Pastor perde sua liberdade duas vezes

Kye perdeu sua liberdade em 2000, por causa de sua fé em Cristo. Enquanto ele estava na prisão, os cristãos de seu vilarejo foram pressionados a renunciar sua fé, ou perderiam suas terras e meio de sustento. Seu ministério na província onde ele morava cresceu para 500 membros enquanto ele estava na prisão.

Mas a prisão só serviu para aumentar o compromisso de Kye em fazer Deus conhecido em sua região. Após quase quatro anos na prisão, ele voltou para sua casa e para sua igreja. Seu sogro, um dos chefes do vilarejo, não ficou muito feliz com isso. Ele nunca aprovou a nova religião de Kye.

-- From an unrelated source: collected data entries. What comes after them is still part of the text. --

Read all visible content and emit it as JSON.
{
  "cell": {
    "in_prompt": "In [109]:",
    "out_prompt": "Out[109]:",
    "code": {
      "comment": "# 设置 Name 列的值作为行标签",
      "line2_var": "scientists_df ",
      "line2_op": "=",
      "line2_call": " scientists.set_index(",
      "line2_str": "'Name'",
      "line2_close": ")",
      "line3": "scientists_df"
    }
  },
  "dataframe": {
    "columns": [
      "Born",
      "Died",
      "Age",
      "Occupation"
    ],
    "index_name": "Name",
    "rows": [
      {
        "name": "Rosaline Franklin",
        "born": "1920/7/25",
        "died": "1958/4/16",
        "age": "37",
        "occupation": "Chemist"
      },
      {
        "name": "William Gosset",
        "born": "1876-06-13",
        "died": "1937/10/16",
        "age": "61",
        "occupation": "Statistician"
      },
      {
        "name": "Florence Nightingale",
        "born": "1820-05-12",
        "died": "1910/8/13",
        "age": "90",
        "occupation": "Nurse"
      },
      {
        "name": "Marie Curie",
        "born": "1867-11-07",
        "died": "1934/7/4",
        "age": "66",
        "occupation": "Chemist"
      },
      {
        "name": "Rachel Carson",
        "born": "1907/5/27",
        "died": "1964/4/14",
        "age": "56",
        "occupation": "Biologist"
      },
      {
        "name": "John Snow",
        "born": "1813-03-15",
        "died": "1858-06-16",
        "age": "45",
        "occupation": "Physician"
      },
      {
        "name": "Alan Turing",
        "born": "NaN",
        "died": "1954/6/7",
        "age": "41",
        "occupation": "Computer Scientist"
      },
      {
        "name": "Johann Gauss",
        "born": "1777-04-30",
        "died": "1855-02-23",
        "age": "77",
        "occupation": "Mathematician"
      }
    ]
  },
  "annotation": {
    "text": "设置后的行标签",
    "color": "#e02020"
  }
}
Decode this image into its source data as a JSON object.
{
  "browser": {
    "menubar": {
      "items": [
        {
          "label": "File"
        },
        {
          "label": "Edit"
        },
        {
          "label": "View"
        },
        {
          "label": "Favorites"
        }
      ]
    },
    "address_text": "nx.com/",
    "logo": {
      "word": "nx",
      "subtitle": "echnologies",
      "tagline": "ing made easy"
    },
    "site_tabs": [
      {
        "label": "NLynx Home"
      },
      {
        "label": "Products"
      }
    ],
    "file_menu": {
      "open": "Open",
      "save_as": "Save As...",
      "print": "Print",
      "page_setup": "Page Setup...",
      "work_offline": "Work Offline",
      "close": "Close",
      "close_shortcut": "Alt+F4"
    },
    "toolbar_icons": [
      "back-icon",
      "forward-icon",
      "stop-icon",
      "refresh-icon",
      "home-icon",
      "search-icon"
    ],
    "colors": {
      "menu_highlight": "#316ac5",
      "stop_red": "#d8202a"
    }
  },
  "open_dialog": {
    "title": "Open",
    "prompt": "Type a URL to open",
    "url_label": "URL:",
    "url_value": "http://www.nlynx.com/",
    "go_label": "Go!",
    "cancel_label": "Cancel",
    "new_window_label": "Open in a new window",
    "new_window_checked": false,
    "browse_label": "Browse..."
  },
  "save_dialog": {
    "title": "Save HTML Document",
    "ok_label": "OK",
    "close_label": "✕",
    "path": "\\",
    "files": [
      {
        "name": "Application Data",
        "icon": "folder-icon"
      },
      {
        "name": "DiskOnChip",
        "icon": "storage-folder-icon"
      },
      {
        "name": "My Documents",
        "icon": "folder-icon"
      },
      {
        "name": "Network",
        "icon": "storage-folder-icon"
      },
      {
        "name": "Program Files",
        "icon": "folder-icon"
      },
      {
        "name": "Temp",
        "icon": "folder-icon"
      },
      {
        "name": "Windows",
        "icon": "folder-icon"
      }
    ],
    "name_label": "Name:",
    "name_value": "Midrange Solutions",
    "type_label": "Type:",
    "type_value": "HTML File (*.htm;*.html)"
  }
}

Insatisfeito com a retomada das atividades cristãs de Kye, o chefe do vilarejo pediu que o pastor se mudasse para outro lugar. Em junho de 2006, Kye, sua esposa e seus dois filhos arrumaram as malas e foram embora. O sogro o alertou sobre possíveis problemas se ele retornasse ao vilarejo. Dessa vez, a fé de Kye lhe custou sua casa e igreja.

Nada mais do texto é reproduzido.